香港歴史博物館(Hong Kong Museum of History)に行った。
この博物館は、開館間もないこともあってめぼしい歴史的文物はほとんどない。オリジナルなものといえば先史時代の遺物の他はせいぜい後で述べる日本軍の残した各種の遺留品ぐらいだ。香港割譲を約した南京条約の条約文も置いていたが、レプリカだった。
その代わりといっては何だが、再現された蛋民(船上生活をしていた人々)や各時代の一般家庭の生活空間の模型などは、質量ともに大変充実した展示内容を誇っている。
昔の家族の結婚式や、村の祭りなども再現されている。
祭りで繰り出される巨大な将軍像が目に付いた。
こういった巨大な像を祭りの時の出し物として繰り出す風習は、確かインドにもあったはずだ。習俗の共通を感じる。
我が国の青森県の「ねぶた」も、ひょっとしたら大陸の影響があるのではないか?
江戸時代以前、青森の十三湊は国際的貿易港だったことを忘れてはいけない。
館内に一枚の地図があった。それはイギリスの香港取得後、どれだけ土地が埋め立てられたかを図示していた。
実に沿海部のほとんどが埋立て地であることがわかる。
この地はまさにただの岩山だったのが、そこから並大抵でない人の力によって打ち立てられた街なのだ。
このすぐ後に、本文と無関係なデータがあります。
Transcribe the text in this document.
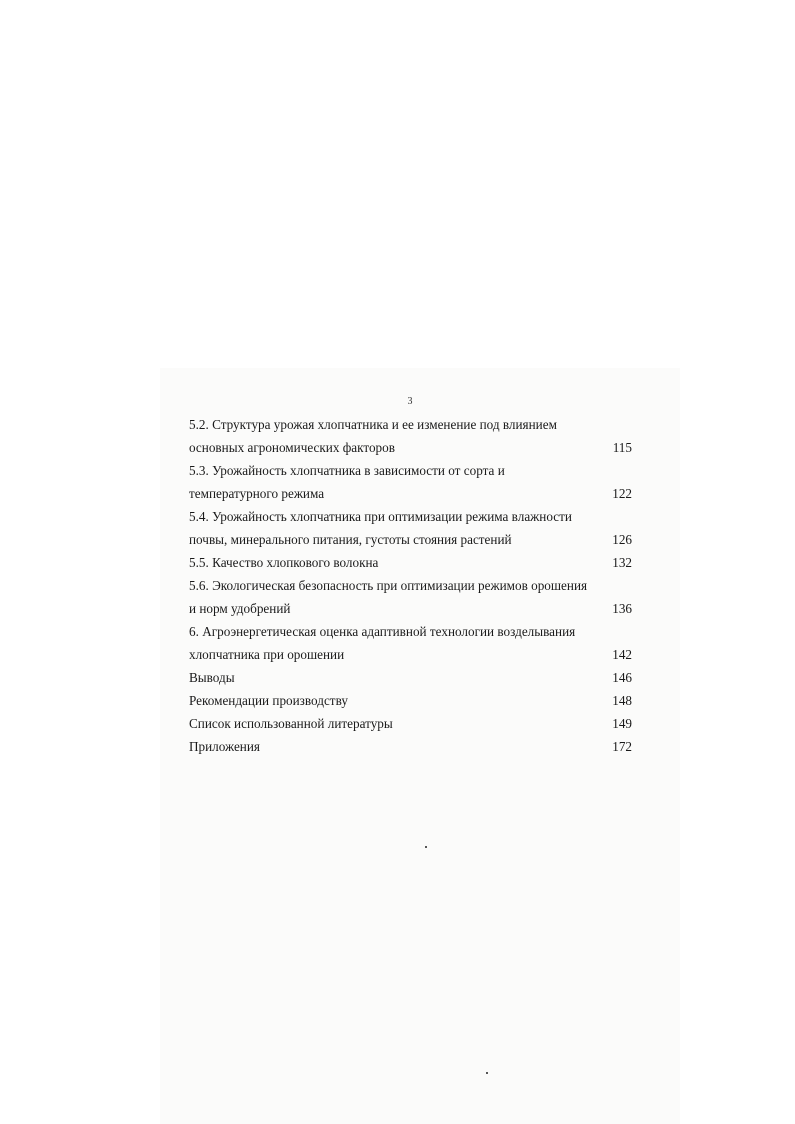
3
5.2. Структура урожая хлопчатника и ее изменение под влиянием
основных агрономических факторов	115
5.3. Урожайность хлопчатника в зависимости от сорта и
температурного режима	122
5.4. Урожайность хлопчатника при оптимизации режима влажности
почвы, минерального питания, густоты стояния растений	126
5.5. Качество хлопкового волокна	132
5.6. Экологическая безопасность при оптимизации режимов орошения
и норм удобрений	136
6. Агроэнергетическая оценка адаптивной технологии возделывания
хлопчатника при орошении	142
Выводы	146
Рекомендации производству	148
Список использованной литературы	149
Приложения	172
1960年ごろの香港の写真もあった。今とは全く違って、山肌はsquatting hutsで埋め尽くされていた。中共政府の成立によって大量の難民が流入した結果だ。
だがこの頃以降香港は急速に街並みを変化させていく。「香港に売り飛ばす」という脅し文句が昔の日本でしばしば使われたが、それがリアリティを持つ余地は、今の時代にはもうどこにも見られない。最後に残った「魔窟」の九龍城(Kowloon Walled City)も今は跡形もない。それを惜しむ声がいろいろ聞かれる。あれこそ真の「都市」でありコミュニティーであったと。そうかもしれない。だけど私はそこに住む気がしない。
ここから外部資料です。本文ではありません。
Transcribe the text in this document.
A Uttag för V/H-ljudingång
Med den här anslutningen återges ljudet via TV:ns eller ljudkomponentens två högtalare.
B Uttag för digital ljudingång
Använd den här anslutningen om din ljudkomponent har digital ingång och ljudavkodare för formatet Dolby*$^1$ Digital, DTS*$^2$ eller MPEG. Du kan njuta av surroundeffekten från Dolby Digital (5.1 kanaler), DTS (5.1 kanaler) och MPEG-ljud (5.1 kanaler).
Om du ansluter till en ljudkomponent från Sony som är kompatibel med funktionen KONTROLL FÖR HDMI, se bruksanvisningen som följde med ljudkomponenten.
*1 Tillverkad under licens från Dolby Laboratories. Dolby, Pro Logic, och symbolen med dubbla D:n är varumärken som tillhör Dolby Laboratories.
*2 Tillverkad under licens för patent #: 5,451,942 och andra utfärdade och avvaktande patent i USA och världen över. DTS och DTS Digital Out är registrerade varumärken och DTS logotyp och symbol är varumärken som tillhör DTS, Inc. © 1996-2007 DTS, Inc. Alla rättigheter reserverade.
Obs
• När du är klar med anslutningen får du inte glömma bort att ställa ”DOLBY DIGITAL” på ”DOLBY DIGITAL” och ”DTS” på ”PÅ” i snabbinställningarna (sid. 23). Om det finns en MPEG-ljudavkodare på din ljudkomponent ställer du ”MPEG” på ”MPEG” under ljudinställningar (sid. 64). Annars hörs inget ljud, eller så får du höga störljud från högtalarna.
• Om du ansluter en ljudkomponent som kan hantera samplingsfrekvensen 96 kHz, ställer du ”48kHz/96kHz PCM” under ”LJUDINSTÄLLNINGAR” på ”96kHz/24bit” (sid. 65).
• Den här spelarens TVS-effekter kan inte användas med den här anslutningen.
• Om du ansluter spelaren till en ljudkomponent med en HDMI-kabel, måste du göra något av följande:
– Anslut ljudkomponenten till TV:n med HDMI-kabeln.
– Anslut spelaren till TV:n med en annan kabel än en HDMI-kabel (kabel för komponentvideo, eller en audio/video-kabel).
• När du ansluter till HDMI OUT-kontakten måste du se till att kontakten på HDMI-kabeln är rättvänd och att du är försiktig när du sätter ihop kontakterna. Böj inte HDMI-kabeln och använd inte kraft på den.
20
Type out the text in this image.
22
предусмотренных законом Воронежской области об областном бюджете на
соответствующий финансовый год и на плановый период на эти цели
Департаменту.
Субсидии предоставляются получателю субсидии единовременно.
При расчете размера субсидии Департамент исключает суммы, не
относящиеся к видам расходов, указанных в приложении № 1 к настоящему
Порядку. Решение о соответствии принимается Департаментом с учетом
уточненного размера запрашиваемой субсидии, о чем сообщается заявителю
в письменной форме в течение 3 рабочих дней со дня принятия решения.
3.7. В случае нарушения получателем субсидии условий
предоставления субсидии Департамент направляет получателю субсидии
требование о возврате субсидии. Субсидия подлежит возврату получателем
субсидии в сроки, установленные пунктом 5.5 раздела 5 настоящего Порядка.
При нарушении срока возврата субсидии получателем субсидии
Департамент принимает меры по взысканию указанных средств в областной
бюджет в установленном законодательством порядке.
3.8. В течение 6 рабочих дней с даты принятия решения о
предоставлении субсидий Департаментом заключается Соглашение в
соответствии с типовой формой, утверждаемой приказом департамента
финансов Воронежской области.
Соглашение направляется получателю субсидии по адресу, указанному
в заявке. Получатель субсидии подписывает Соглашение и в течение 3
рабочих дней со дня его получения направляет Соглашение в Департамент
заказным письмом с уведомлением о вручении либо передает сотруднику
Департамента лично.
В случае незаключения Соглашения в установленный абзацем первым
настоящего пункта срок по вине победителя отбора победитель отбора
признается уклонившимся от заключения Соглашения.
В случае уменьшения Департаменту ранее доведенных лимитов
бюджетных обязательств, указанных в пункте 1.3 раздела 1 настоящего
当然のことながら、日本占領時代(1941〜1945)についてのコーナーがあり、しかも相当に詳しかった。
見ていて厭わしく思ったのは、いくつも展示されていた日本軍人の写真の表情が、皆妙にまじめで真剣な顔立ちをしてることだった。
ビクトリア・ピーク近くの山肌で歩哨をする軍人、中環あたりで行進する軍人、皆(
むしろ今の時代の日本人よりよっぽど)質朴で剽悍な顔つきをしていて、だらけた姿勢はみじんも見てとれない。
だが、彼らの ―いや、私を含めた今の人たちもそうなのかもしれない― 真剣さは、外国人には決して伝わっていない。
外国人から見れば、日本人は何をしにやってきて、どのようなことをしたいのかがさっぱりわからなかったに違いない。
略奪をしたいのだったら、(邪悪な意図であるものの)やりたがっていることについては理解できる。
だがそうでもない。
何だかよくわからないお題目を唱えて、それを信じて何だかよくわからぬながらも真剣な顔つきで戦闘している。
そしてそれは日本人以外には全く何だかよくわからない。そうして彼我ともに傷ついて、何だかよくわからないうちに去っていった。
彼らにとって日本軍はジンギスカンのような悪の軍団だったと理解するよりは、人間ならざる猛獣の群が暴走したものであったと理解するしかなかったのではないだろうか。
もっと詳しく博物館を見たかったのだが、この頃になると疲れがドッと押し寄せてきて、トイレの中で座り込んでしまった。
この3日間、徹底的に歩き回った結果だ。
同じ博物館内で雲南地方の古銅器展をやっていて興味深そうだったが、とても回る気力が出せなかった。